Polyglutamine repeats are found in proteins associated with many neurodegenerative diseases. These repeats are responsible for intracellular protein aggregation that resemble amyloid plaques and contain the hallmarks of cross-beta fibrillar structures. Recent work has suggested that the glutamines are involved in aggregation through two possible mechanisms: one involving only side-chain hydrogen bonding and a second involving interdigitation of the glutamines with tight van der Waal's packing (steric zipper model). We are interested in determining which interactions are particularly involved in early assembly processes and have developed a beta-hairpin model system to address this problem. Our model system is designed to stabilize a putative high-energy nucleating structure to provide a window to view early assembly processes. We have applied spectroscopy tools (circular dichroism, infrared, and dynamic light scattering) to probe the self-assembly of beta-sheet fibrils. These experiments established the conditions to study fibrillar morphology using atomic force microscopy. We show that fibrils are short with minimal lateral growth, suggesting that this may be a good model system for studying early assembly steps.

Cyanylated Cysteine: A Covalently Attached Vibrational Probe of Protein-Lipid Contacts.

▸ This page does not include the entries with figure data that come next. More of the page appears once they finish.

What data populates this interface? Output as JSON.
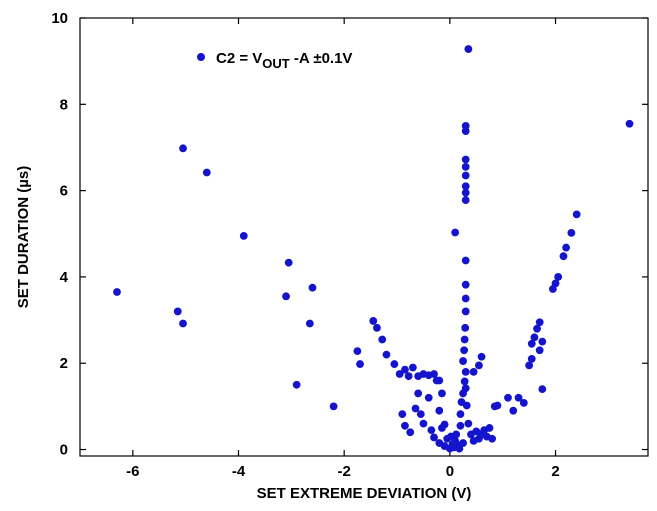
{
  "chart_data": {
    "type": "scatter",
    "xlabel": "SET EXTREME DEVIATION (V)",
    "ylabel": "SET DURATION (µs)",
    "xlim": [
      -7.0,
      3.75
    ],
    "ylim": [
      -0.15,
      10.0
    ],
    "x_ticks": [
      -6,
      -4,
      -2,
      0,
      2
    ],
    "y_ticks": [
      0,
      2,
      4,
      6,
      8,
      10
    ],
    "legend_position": "top-left",
    "colors": {
      "series": "#1414cc",
      "axis": "#000000",
      "background": "#ffffff"
    },
    "series": [
      {
        "name_parts": {
          "base": "C2 = V",
          "subscript": "OUT",
          "rest": " -A ±0.1V"
        },
        "points": [
          [
            -6.3,
            3.65
          ],
          [
            -5.15,
            3.2
          ],
          [
            -5.05,
            2.92
          ],
          [
            -5.05,
            6.98
          ],
          [
            -4.6,
            6.42
          ],
          [
            -3.9,
            4.95
          ],
          [
            -3.05,
            4.33
          ],
          [
            -3.1,
            3.55
          ],
          [
            -2.9,
            1.5
          ],
          [
            -2.65,
            2.92
          ],
          [
            -2.6,
            3.75
          ],
          [
            -2.2,
            1.0
          ],
          [
            -1.75,
            2.28
          ],
          [
            -1.7,
            1.98
          ],
          [
            -1.45,
            2.98
          ],
          [
            -1.38,
            2.82
          ],
          [
            -1.28,
            2.55
          ],
          [
            -1.2,
            2.2
          ],
          [
            -1.05,
            1.98
          ],
          [
            -0.95,
            1.75
          ],
          [
            -0.85,
            1.85
          ],
          [
            -0.78,
            1.7
          ],
          [
            -0.7,
            1.9
          ],
          [
            -0.6,
            1.7
          ],
          [
            -0.5,
            1.75
          ],
          [
            -0.4,
            1.72
          ],
          [
            -0.3,
            1.75
          ],
          [
            -0.2,
            1.6
          ],
          [
            -0.15,
            1.3
          ],
          [
            -0.25,
            1.6
          ],
          [
            -0.1,
            0.58
          ],
          [
            0.1,
            5.03
          ],
          [
            -0.9,
            0.82
          ],
          [
            -0.85,
            0.55
          ],
          [
            -0.75,
            0.4
          ],
          [
            -0.65,
            0.95
          ],
          [
            -0.6,
            1.3
          ],
          [
            -0.55,
            0.82
          ],
          [
            -0.5,
            0.6
          ],
          [
            -0.4,
            1.2
          ],
          [
            -0.35,
            0.45
          ],
          [
            -0.3,
            0.28
          ],
          [
            -0.2,
            0.9
          ],
          [
            -0.2,
            0.15
          ],
          [
            -0.15,
            0.5
          ],
          [
            -0.1,
            0.08
          ],
          [
            -0.05,
            0.25
          ],
          [
            0.0,
            0.02
          ],
          [
            0.02,
            0.3
          ],
          [
            0.05,
            0.12
          ],
          [
            0.08,
            0.05
          ],
          [
            0.1,
            0.2
          ],
          [
            0.12,
            0.35
          ],
          [
            0.15,
            0.1
          ],
          [
            0.18,
            0.02
          ],
          [
            0.2,
            0.55
          ],
          [
            0.2,
            0.82
          ],
          [
            0.22,
            1.1
          ],
          [
            0.25,
            1.3
          ],
          [
            0.25,
            0.15
          ],
          [
            0.28,
            1.58
          ],
          [
            0.3,
            1.42
          ],
          [
            0.3,
            1.8
          ],
          [
            0.32,
            1.02
          ],
          [
            0.25,
            2.05
          ],
          [
            0.27,
            2.3
          ],
          [
            0.28,
            2.55
          ],
          [
            0.29,
            2.82
          ],
          [
            0.3,
            3.2
          ],
          [
            0.3,
            3.5
          ],
          [
            0.3,
            3.82
          ],
          [
            0.3,
            4.38
          ],
          [
            0.3,
            5.78
          ],
          [
            0.3,
            5.95
          ],
          [
            0.3,
            6.1
          ],
          [
            0.3,
            6.35
          ],
          [
            0.3,
            6.55
          ],
          [
            0.3,
            6.72
          ],
          [
            0.3,
            7.38
          ],
          [
            0.3,
            7.5
          ],
          [
            0.35,
            9.28
          ],
          [
            0.45,
            1.8
          ],
          [
            0.55,
            1.95
          ],
          [
            0.6,
            2.15
          ],
          [
            0.35,
            0.6
          ],
          [
            0.4,
            0.35
          ],
          [
            0.45,
            0.2
          ],
          [
            0.5,
            0.42
          ],
          [
            0.55,
            0.25
          ],
          [
            0.6,
            0.35
          ],
          [
            0.65,
            0.45
          ],
          [
            0.7,
            0.3
          ],
          [
            0.75,
            0.5
          ],
          [
            0.8,
            0.25
          ],
          [
            0.85,
            1.0
          ],
          [
            0.9,
            1.02
          ],
          [
            1.1,
            1.2
          ],
          [
            1.2,
            0.9
          ],
          [
            1.3,
            1.2
          ],
          [
            1.4,
            1.08
          ],
          [
            1.5,
            1.95
          ],
          [
            1.55,
            2.1
          ],
          [
            1.55,
            2.45
          ],
          [
            1.6,
            2.6
          ],
          [
            1.65,
            2.8
          ],
          [
            1.7,
            2.95
          ],
          [
            1.7,
            2.3
          ],
          [
            1.75,
            2.5
          ],
          [
            1.75,
            1.4
          ],
          [
            1.95,
            3.72
          ],
          [
            2.0,
            3.85
          ],
          [
            2.05,
            4.0
          ],
          [
            2.15,
            4.48
          ],
          [
            2.2,
            4.68
          ],
          [
            2.3,
            5.02
          ],
          [
            2.4,
            5.45
          ],
          [
            3.4,
            7.55
          ]
        ]
      }
    ]
  }
}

Cyanylated cysteine, or beta-thiocyanatoalanine, is an artificial amino acid that can be introduced into peptides and proteins by post-translational chemical modification of solvent-exposed cysteine side chains, and thus it can be used in any protein with a suitable expression and mutagenesis system. In this study, cyanylated cysteine is introduced at selected sites in two model peptides that have been shown to bind to membrane interfaces: a membrane-binding sequence of the human myelin basic protein and the antimicrobial peptide CM15. Far-UV circular dichroism indicates that the secondary structures of the bound peptides are not influenced by introduction of the artificial side chain. Infrared spectra of both systems in buffer and exposed to dodecylphosphocholine micelles indicate that the CN stretching absorption band of cyanylated cysteine can clearly distinguish between membrane burial and solvent exposure of the artificial side chain. Since infrared spectroscopy can be applied in a wide variety of lipid systems, and since cyanylated cysteine can be introduced into proteins of arbitrary size via mutagenesis and post-translational modification, this new probe could see wide use in characterizing the protein-lipid interactions of membrane proteins.